Cosa dice Imarisio? Egli parte da due fatti:
1. tutti, a partire da Bassolino e Iervolino, "sanno" che la monnezza in Campania viene gestita dalla camorra;
2. non risultano, a memoria d'uomo, clamorose inchieste che abbiano tentato di scoperchiare i traffici illeciti che si intrecciavano attorno al business mondezza.
Al contrario le occhiute Procure hanno invece messo sotto la lente di ingrandimento i piani per affrontare l'emergenza. Son partite le iniziative giudiziarie con l'unico effetto di bloccare i tentativi di soluzione del problema.
"La gente protesta, occupa i luoghi destinati ad accogliere la monezza, i politici si schierano con gli abitanti, i magistrati si allertano, motu proprio o su esposto dei sindaci, e la tortura della goccia cinese va a cominciare", scrive Imarisio. Che elenca le iniziative dei pm improvvisamente concentratesi nelle ultime settimane: la procura di Santa Maria Capua Vetere che chiude il sito di Ferrandelle a fine aprile per "gravi e urgenti motivi sanitari", citando una relazione dei Carabinieri sulle "perdite di percolato". Peccato che quella relazione risalisse ad un mese prima, e che i tecnici del Commissariato straordinario fossero gia' intervenuti a risolvere il problema: il risultato e' che comunque la discarica viene bloccata e i rifiuti si sono accumulati per strada. Poi entra in campo la procura di Avellino, che sequestra un sito di stoccaggio a Pianodardine: le ecoballe non sono "a norma". Il sito e' stato sbloccato solo ieri, dopo che si e' verificato che non c'era niente di strano. Nel frattempo viene sequestrato un altro sito di stoccaggio, quello di Coda di Volpe: il magistrato ha rilevato un "vizio di forma" nell'ordinanza di De Gennaro, che non fa i giusti (secondo lui) riferimenti alle norme di tutela ambientale.
Sequestri, atti giudiziari, avvisi di garanzia sono venuti giù a catinelle con il risultato finale che per venti giorni tutta la Campania e' rimasta bloccata, e attorno si e' creato il disastro ambientale.
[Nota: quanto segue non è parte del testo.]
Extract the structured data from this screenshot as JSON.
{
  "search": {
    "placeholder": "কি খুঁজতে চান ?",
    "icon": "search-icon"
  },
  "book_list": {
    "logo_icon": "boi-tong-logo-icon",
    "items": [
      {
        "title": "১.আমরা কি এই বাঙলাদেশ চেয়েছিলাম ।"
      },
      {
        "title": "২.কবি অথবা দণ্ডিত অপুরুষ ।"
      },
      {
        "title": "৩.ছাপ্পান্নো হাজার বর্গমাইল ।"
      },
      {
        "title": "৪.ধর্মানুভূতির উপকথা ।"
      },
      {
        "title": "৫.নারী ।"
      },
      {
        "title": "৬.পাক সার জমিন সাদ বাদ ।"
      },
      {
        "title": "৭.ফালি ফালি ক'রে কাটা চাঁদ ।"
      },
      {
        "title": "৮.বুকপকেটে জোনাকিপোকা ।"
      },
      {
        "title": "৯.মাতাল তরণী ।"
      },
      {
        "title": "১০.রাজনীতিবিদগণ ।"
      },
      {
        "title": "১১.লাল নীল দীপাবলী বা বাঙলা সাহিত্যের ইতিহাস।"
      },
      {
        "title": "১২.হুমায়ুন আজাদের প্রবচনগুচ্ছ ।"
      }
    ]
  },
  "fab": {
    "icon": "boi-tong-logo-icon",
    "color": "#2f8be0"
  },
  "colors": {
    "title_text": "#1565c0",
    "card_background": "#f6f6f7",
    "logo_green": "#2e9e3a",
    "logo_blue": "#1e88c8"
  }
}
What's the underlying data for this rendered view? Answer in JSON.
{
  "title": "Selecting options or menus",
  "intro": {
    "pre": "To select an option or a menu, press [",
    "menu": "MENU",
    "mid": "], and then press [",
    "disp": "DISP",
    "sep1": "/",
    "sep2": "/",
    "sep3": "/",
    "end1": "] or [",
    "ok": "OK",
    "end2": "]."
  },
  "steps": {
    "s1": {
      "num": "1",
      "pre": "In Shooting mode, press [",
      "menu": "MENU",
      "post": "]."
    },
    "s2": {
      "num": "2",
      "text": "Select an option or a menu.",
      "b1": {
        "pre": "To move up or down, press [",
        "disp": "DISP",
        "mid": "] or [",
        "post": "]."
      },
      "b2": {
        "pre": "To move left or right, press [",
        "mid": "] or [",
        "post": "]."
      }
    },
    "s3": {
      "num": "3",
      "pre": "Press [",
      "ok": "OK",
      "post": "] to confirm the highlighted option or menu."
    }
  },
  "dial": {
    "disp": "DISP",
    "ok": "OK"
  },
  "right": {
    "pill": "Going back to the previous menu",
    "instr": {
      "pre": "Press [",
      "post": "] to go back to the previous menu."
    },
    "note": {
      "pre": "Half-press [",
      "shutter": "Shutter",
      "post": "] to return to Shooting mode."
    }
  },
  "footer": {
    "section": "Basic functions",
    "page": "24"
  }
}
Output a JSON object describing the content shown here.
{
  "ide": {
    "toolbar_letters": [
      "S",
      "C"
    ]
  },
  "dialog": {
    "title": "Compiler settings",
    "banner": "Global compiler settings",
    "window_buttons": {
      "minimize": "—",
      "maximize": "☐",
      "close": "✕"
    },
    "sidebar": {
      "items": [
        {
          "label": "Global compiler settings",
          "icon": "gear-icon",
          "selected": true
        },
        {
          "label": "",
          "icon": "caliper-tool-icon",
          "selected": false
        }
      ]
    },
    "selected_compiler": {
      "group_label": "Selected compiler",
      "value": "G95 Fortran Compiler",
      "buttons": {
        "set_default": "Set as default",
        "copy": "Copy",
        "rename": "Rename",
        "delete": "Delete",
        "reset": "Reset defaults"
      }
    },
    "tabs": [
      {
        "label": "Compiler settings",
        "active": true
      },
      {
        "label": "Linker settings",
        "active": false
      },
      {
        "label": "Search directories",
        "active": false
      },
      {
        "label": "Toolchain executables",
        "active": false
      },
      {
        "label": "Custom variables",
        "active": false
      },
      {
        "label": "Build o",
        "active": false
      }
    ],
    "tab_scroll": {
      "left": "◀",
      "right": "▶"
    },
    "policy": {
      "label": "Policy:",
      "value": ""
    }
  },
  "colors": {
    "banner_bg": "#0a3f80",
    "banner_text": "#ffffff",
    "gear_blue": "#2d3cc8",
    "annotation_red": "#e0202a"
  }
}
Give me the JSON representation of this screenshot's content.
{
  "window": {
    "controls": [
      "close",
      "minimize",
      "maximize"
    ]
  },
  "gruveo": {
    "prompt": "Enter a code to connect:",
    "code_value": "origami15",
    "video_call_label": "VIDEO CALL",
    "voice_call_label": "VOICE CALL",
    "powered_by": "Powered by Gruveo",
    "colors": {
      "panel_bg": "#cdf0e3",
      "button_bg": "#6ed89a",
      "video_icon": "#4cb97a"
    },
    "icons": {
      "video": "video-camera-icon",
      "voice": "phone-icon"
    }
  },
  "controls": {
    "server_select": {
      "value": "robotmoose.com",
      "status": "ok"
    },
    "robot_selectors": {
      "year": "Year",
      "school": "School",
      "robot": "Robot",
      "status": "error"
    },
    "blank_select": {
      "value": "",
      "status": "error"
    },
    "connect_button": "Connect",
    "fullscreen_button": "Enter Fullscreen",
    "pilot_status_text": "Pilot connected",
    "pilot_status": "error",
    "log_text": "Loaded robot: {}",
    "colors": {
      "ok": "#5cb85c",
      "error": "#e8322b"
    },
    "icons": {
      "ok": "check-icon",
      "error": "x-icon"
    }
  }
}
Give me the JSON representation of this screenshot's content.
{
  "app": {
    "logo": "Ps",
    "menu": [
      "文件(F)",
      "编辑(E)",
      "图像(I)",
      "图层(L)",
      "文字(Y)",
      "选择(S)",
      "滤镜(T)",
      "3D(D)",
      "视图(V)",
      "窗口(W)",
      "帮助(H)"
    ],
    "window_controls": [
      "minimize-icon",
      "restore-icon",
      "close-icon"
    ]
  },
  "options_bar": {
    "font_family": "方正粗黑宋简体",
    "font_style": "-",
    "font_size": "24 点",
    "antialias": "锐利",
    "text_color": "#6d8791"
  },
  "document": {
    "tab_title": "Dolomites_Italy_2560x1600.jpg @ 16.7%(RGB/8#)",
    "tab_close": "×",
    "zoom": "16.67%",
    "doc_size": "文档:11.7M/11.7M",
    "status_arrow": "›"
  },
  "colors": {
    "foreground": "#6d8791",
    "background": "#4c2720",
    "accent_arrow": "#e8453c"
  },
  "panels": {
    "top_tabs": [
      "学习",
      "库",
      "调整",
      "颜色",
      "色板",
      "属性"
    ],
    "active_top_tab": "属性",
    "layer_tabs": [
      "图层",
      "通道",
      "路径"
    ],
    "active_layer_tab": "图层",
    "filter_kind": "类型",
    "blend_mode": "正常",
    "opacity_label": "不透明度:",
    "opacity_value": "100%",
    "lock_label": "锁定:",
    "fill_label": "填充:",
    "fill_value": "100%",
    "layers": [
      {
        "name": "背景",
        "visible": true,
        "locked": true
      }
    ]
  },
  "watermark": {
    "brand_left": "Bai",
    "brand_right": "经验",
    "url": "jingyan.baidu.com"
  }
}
E, mentre al 30 aprile la Campania era riuscita a liberarsi di quasi 250 mila tonnellate di rifuti: ne restavano solo 20mila sul terreno, l'ostruzionismo legale ha mandato in tilt il sistema e i roghi si sono riaccesi, uno dopo l'altro. Mentre, indisturbati, gruppi criminali e attivisti politici organizzano il blocco dell'ultima spiaggia, la discarica di Chiaiano.